Is your acquisition oblique? If you look at the figure on page 1 of what you attached, the upper portion of the sagittal view, it looks like you could draw a line diagonally above the activation pattern. Could it be that different parts of the brain got cut-off for different subjects? If this is true, it might make normalization more difficult.

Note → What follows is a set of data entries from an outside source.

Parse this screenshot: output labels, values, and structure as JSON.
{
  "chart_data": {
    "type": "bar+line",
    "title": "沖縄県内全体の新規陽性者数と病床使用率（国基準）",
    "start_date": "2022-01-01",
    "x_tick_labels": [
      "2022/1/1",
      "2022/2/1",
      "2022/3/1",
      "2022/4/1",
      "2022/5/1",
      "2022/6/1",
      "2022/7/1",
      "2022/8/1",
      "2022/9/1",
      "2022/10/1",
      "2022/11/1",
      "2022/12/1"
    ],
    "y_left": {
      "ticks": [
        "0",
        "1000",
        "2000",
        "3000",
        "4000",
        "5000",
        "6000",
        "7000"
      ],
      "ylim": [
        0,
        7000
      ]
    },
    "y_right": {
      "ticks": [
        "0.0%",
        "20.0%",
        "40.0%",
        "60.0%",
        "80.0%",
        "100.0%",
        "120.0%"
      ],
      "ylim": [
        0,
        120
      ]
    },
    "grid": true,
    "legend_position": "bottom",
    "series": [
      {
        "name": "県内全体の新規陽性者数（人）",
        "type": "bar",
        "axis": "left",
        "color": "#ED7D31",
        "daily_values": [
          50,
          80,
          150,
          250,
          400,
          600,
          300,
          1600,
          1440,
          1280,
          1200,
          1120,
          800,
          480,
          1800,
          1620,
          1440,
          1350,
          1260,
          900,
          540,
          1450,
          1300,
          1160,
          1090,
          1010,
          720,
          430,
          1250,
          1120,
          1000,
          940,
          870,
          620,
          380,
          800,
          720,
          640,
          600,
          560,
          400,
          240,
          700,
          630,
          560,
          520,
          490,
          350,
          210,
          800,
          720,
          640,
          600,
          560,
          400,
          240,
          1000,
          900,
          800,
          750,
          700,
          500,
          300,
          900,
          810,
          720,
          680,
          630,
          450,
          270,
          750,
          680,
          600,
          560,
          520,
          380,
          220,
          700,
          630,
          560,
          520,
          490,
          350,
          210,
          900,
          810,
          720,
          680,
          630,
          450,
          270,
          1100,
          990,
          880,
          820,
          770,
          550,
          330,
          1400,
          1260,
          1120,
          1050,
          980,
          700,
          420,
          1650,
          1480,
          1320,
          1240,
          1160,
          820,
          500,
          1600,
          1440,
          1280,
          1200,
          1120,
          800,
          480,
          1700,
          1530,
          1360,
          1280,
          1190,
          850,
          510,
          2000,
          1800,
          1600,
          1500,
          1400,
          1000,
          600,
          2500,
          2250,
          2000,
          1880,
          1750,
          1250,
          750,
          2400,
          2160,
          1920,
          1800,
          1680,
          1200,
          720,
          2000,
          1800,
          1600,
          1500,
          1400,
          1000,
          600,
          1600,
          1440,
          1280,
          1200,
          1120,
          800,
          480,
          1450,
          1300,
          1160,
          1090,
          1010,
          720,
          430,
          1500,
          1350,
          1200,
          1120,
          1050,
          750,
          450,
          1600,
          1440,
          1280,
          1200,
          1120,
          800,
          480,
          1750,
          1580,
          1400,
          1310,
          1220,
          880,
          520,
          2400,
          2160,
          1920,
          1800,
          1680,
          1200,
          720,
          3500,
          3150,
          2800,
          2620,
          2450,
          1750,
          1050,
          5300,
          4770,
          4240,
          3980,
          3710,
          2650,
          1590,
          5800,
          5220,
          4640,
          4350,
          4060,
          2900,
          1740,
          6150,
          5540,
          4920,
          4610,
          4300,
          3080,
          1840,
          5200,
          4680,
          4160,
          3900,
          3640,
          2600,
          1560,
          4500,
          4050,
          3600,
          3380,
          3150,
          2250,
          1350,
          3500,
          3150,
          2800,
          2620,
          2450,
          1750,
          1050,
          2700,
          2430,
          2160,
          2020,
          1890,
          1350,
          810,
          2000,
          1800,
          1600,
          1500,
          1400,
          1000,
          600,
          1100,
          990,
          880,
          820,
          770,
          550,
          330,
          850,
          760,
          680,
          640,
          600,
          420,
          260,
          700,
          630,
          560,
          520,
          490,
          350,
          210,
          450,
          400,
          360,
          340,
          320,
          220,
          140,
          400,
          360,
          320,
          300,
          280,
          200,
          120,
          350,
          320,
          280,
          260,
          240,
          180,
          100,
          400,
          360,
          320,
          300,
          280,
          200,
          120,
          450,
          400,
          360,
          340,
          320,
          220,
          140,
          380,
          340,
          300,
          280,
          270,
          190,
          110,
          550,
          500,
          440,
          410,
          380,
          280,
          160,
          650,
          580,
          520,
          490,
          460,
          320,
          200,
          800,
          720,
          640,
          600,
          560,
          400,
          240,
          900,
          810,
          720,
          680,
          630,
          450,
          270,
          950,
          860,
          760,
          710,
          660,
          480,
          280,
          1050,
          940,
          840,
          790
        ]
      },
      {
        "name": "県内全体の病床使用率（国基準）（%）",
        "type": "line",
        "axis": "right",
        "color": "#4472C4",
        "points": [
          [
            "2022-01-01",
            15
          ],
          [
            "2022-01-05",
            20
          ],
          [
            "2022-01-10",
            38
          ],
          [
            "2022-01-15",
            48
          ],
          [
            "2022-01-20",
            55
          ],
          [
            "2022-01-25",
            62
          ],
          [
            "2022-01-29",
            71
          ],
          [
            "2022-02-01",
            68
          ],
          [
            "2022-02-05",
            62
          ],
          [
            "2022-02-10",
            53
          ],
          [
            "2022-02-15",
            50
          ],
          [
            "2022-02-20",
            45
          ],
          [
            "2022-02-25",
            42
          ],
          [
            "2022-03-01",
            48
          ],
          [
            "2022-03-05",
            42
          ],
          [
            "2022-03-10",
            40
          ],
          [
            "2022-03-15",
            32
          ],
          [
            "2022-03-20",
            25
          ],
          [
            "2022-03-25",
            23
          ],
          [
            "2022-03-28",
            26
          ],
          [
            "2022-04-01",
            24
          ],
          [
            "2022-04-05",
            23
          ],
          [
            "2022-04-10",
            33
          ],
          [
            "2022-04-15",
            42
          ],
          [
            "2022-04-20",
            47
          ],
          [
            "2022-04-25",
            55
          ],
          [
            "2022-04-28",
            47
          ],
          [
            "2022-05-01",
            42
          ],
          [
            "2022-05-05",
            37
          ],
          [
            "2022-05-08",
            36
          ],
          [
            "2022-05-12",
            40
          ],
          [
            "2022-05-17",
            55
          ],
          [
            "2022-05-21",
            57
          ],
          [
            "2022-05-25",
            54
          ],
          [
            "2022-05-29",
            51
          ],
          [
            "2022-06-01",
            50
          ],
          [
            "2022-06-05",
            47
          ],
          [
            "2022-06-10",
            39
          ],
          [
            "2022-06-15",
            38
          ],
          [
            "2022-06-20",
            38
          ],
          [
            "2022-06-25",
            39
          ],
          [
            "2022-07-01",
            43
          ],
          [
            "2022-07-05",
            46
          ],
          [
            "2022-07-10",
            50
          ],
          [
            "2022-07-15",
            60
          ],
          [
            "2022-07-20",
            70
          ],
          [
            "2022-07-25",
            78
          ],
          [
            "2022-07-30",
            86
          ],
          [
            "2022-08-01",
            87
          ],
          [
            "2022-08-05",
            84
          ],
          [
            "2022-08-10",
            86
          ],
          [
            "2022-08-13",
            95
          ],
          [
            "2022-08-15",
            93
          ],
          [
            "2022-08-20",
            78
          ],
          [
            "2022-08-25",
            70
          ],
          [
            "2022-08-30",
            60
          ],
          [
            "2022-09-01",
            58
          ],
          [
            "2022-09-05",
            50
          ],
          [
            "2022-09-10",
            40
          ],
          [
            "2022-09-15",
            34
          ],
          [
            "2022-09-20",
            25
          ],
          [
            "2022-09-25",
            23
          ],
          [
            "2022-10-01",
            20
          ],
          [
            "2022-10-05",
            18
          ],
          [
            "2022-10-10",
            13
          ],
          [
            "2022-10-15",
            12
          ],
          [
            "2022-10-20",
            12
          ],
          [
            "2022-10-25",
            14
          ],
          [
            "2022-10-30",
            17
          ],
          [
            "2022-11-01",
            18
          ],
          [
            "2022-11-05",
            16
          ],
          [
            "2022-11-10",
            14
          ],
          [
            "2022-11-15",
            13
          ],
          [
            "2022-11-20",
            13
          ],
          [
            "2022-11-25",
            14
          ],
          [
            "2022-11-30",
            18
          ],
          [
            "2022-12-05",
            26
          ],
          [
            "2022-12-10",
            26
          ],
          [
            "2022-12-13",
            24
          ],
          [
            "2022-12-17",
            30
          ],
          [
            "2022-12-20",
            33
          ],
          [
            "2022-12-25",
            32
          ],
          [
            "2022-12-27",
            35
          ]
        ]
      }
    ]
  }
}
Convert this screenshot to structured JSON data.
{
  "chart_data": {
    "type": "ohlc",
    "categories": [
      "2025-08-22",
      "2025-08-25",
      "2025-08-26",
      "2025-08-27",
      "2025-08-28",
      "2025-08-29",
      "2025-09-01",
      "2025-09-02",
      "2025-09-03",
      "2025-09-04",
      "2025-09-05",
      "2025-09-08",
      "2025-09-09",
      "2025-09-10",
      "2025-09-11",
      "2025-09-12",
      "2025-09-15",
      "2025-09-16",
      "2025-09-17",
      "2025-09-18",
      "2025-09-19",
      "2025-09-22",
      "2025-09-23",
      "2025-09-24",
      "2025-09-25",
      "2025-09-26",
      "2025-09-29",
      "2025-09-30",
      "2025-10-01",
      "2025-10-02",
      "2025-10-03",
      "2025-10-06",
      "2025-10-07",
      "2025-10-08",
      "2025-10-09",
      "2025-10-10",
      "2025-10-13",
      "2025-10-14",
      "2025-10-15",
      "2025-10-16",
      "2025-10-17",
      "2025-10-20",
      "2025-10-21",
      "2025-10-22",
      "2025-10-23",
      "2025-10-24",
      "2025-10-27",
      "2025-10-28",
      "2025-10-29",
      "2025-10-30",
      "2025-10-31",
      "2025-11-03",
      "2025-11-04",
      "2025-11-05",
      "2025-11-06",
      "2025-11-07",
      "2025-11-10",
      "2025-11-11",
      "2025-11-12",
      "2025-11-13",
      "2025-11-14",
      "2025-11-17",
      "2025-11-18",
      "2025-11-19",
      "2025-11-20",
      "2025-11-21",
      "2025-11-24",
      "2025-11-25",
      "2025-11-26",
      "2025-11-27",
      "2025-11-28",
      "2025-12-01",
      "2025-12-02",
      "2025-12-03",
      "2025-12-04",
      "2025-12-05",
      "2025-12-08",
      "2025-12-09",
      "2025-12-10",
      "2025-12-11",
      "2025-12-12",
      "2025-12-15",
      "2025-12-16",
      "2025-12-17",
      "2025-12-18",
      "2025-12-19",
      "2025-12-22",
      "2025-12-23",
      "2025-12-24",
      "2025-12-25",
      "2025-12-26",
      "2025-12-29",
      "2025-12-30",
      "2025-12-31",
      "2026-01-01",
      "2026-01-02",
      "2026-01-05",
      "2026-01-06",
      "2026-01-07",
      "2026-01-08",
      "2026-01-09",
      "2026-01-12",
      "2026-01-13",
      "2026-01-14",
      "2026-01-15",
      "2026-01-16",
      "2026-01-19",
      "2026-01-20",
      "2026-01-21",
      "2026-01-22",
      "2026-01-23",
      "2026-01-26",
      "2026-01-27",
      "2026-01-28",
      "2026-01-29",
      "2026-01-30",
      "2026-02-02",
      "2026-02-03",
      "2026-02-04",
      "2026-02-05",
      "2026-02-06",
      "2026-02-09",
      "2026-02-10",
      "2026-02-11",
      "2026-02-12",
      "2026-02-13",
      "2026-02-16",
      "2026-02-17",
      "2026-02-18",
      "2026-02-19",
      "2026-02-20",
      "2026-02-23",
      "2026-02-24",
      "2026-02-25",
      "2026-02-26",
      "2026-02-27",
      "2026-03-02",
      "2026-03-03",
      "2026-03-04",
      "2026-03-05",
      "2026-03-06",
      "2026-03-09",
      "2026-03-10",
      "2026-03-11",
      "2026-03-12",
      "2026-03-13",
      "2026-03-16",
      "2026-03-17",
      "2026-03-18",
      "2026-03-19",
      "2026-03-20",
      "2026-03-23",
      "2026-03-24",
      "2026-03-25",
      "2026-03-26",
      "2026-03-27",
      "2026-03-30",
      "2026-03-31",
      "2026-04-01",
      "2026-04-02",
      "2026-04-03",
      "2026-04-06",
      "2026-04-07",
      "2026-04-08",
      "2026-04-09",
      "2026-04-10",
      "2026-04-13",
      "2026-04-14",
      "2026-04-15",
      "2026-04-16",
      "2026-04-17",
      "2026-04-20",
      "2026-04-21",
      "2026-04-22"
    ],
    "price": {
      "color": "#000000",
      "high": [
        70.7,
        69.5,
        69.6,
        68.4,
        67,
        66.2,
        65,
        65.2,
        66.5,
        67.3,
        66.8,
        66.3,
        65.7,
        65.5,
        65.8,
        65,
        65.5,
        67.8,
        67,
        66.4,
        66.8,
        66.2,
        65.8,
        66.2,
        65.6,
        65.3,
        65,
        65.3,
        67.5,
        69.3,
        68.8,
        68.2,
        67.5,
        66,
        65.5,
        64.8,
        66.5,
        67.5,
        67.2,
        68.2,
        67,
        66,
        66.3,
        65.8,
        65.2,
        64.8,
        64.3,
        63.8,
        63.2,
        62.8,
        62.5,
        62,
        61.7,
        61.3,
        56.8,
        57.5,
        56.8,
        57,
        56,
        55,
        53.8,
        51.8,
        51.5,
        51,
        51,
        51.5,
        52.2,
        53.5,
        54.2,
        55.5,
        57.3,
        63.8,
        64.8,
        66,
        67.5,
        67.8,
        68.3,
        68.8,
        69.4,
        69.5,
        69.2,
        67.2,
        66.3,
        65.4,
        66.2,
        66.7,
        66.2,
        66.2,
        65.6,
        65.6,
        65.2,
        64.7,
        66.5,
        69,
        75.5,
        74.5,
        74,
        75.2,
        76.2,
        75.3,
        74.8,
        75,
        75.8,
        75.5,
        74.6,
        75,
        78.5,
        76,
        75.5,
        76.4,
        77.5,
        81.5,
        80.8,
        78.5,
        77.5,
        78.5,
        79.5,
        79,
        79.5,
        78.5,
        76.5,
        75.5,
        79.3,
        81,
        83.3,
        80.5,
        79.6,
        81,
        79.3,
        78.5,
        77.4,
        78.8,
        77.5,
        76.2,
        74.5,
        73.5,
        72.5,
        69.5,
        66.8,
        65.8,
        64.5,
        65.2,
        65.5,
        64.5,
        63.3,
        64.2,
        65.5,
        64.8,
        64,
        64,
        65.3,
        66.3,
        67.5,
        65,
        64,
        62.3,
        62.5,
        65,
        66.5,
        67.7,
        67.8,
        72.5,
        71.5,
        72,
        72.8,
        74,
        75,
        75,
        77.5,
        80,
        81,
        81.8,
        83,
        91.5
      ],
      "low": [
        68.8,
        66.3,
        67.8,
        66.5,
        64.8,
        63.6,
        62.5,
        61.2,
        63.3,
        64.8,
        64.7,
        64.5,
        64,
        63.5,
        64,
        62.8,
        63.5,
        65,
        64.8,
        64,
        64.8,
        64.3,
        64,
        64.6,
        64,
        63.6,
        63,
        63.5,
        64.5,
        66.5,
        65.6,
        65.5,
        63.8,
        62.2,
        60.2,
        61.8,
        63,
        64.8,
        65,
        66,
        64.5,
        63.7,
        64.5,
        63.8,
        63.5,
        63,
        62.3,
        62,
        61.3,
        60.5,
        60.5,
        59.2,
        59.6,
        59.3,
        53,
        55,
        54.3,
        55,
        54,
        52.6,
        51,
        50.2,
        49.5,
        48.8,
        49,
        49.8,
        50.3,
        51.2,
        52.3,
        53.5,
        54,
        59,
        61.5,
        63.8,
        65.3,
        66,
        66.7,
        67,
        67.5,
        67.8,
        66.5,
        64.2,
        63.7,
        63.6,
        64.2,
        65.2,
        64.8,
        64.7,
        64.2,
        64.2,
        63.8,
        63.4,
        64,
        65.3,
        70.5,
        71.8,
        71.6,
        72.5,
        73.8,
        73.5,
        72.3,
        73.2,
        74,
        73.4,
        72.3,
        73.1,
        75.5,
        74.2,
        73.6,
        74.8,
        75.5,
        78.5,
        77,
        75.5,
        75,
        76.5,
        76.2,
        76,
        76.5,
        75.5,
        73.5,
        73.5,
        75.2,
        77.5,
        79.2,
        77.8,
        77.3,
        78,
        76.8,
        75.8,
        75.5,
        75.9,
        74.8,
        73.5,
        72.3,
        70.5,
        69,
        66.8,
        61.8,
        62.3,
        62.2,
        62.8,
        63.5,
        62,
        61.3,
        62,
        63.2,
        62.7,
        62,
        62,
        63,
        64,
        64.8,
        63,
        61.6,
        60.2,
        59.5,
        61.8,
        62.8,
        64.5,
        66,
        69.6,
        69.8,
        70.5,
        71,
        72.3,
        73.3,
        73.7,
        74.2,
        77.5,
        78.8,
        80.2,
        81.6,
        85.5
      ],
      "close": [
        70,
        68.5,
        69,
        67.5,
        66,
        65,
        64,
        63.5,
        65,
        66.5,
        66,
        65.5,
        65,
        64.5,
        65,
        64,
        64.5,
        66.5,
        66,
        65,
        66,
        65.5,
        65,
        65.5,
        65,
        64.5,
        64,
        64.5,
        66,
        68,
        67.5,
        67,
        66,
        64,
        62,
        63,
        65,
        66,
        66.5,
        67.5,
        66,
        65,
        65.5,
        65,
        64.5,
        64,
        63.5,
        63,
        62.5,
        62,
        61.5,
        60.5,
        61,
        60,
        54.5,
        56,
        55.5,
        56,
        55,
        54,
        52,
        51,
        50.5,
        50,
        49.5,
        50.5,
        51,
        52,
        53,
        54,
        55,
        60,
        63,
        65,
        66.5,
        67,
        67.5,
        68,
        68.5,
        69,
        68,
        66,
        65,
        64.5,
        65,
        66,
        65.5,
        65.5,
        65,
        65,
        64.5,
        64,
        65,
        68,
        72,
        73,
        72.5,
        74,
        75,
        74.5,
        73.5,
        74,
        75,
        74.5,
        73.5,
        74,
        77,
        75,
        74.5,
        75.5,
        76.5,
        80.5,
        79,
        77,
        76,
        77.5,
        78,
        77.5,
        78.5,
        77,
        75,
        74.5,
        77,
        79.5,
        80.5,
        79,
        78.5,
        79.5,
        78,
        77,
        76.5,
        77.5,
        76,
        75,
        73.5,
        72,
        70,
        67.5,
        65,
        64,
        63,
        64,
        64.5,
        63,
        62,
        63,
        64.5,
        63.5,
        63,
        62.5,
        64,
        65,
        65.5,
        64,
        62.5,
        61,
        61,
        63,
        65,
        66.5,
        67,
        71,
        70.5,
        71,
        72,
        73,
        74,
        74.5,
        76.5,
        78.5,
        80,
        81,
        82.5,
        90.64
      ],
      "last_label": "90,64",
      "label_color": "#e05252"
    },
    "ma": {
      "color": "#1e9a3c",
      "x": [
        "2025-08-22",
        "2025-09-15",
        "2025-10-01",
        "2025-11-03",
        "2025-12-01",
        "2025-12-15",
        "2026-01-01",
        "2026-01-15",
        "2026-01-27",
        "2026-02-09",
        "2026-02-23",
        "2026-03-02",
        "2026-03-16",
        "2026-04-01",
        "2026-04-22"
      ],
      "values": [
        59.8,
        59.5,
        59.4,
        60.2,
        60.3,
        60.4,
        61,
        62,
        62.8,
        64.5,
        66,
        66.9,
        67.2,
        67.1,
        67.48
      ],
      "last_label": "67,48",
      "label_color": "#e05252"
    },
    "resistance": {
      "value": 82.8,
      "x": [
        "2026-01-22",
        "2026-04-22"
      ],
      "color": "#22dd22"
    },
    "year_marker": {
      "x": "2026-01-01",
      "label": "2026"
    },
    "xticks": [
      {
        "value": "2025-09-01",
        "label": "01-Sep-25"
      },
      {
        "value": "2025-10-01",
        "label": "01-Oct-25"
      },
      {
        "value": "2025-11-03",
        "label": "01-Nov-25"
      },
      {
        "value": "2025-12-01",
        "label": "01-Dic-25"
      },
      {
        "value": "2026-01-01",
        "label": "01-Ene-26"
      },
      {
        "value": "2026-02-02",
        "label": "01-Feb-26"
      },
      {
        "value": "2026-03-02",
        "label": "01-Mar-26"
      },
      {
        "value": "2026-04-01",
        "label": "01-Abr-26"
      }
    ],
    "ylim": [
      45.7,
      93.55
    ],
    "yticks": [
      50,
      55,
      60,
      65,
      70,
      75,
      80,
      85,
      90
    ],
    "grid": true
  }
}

On 11/07/2012 12:13 PM, Kirsten Labudda wrote:
[log in to unmask]" type="cite">
Yes, those activations were located within the basal ganglia ... and it
does not make a lot of sense (at least if it is the only activation that
'survived'). I also ran these analyses in a larger sample (22 subjects).
The first versus second level discrepancy also occured. The
normalization seemed to be ok. Nevertheless, we also applied a
non-linear normalization, but the 'unusual' results remained. I'll check
the amount of movement again.
I attached some of the results again. I think the first file was to
large for the mailing list.
Thanks again,
Kirsten


---------------------------------------------------------
Dr. Kirsten Labudda, Dipl.-Psych.

Krankenhaus Mara 

MRT-Abteilung 
Tel.: 0521-772 777 61 
& 
Station für Psychosomatische Epileptologie 
Tel.: 0521-772 789 22 
---------------------------------------------------------

Chris Watson <[log in to unmask]> 7.11.2012
17:46 >>>
Is that bilateral thalamic and caudate activation? Is that something 
that makes sense for your experiment?
I think what you're seeing *could* be due to only having 9 subjects; 
however, if you see the standard L frontal activation in most/all of 
them, then I don't know what might be causing the discrepancy. Is there

an especially high amount of motion in these subjects? Does the 
normalization look right?


On 11/07/2012 11:46 AM, Kirsten Labudda wrote:
Dear Chris,
thanks for your quick response. I attached the screenshots of both
first and second level analyses versions I conducted (version 1:
only
the activation condition was modelled; version 2: activation and
rest
was modelled on the first level) in the small group. I used the
movement
parameters as regressors in the first level analysis. The second
level
results are thersholded at p<.001 as only very few voxel survived
the
thershold of p<.05 FWE corrected on the second level.
Thanks for your help!
Kirsten

---------------------------------------------------------
Dr. Kirsten Labudda, Dipl.-Psych.

Krankenhaus Mara

MRT-Abteilung
Tel.: 0521-772 777 61
&
Station für Psychosomatische Epileptologie
Tel.: 0521-772 789 22
---------------------------------------------------------

Chris Watson<[log in to unmask]>  7.11.2012
16:38>>>
Can you post screenshots of your design matrix, the results of 1st
and
2nd-level analyses, etc?

Regarding your design: you only need one regressor, for the task. A
contrast of "1" will reflect "task>  rest".
You also might want to exclude the movement parameters, if your
experiment is a block design. Check what the literature says on that
matter.


On 11/07/2012 09:46 AM, Kirsten wrote:
Dear fMRI-experts,
we wonder about conflicting results of the first and second level
analysis we conducted with our fMRI data. We used a simple blocked
verbal fluency task with one activation condition (verbal fluency,
10
blocks) and a rest condition (also 10 blocks). I wonder, whether we
did
something wrong when using SPM (we used SPM8 and 5 and have the
problem
with both versions). That’s what we did: After preprocessing
(realignment, normalization, smoothing), we conducted a first level
analysis specifying the verbal fluency blocks as activation condition
in
each subject (by entering the onset scans of each block and its
duration
in terms of scans) and used the movement parameters as individual
regressors. We defined two contrasts (verbal fluency: 1 and rest:
-1).
Is it ok not to model the resting condition separately? We thought so
as
our design only includes two conditions and with that the vector 1
automatically contains the information activation>   rest, right?
Nevertheless, I also conducted the first level analysis with the two
conditions modeled separately using two T-contrasts then (verbal
fluency>   rest: 1 -1 and rest>verbal fluency -1 1). Both first
level
procedures lead to very similar results reflecting typical cortical
language activations.
I then used the contrast images (the activation condition>rest,
again
of both first level procedures described above) in the second level
analysis to run a one-sample t-test with the contrasts: activation>
rest: 1 and rest>activation: -1. Surprisingly, the typical cortical
language activation from the first level analysis completely
disappeared. Instead, only subcortical activation remained (that was
present in the first level analysis, too, but it was much weaker
than
the typical language activation).
We have the problem of very incongruent first and second level
results with SPM5 and 8 and within two different patient groups (one
was
small having 8 subjects only, but the other group includes 22
subjects).
Does anybody have an idea why the first and second level results
are
so divergent? Did we simply do something wrong in SPM?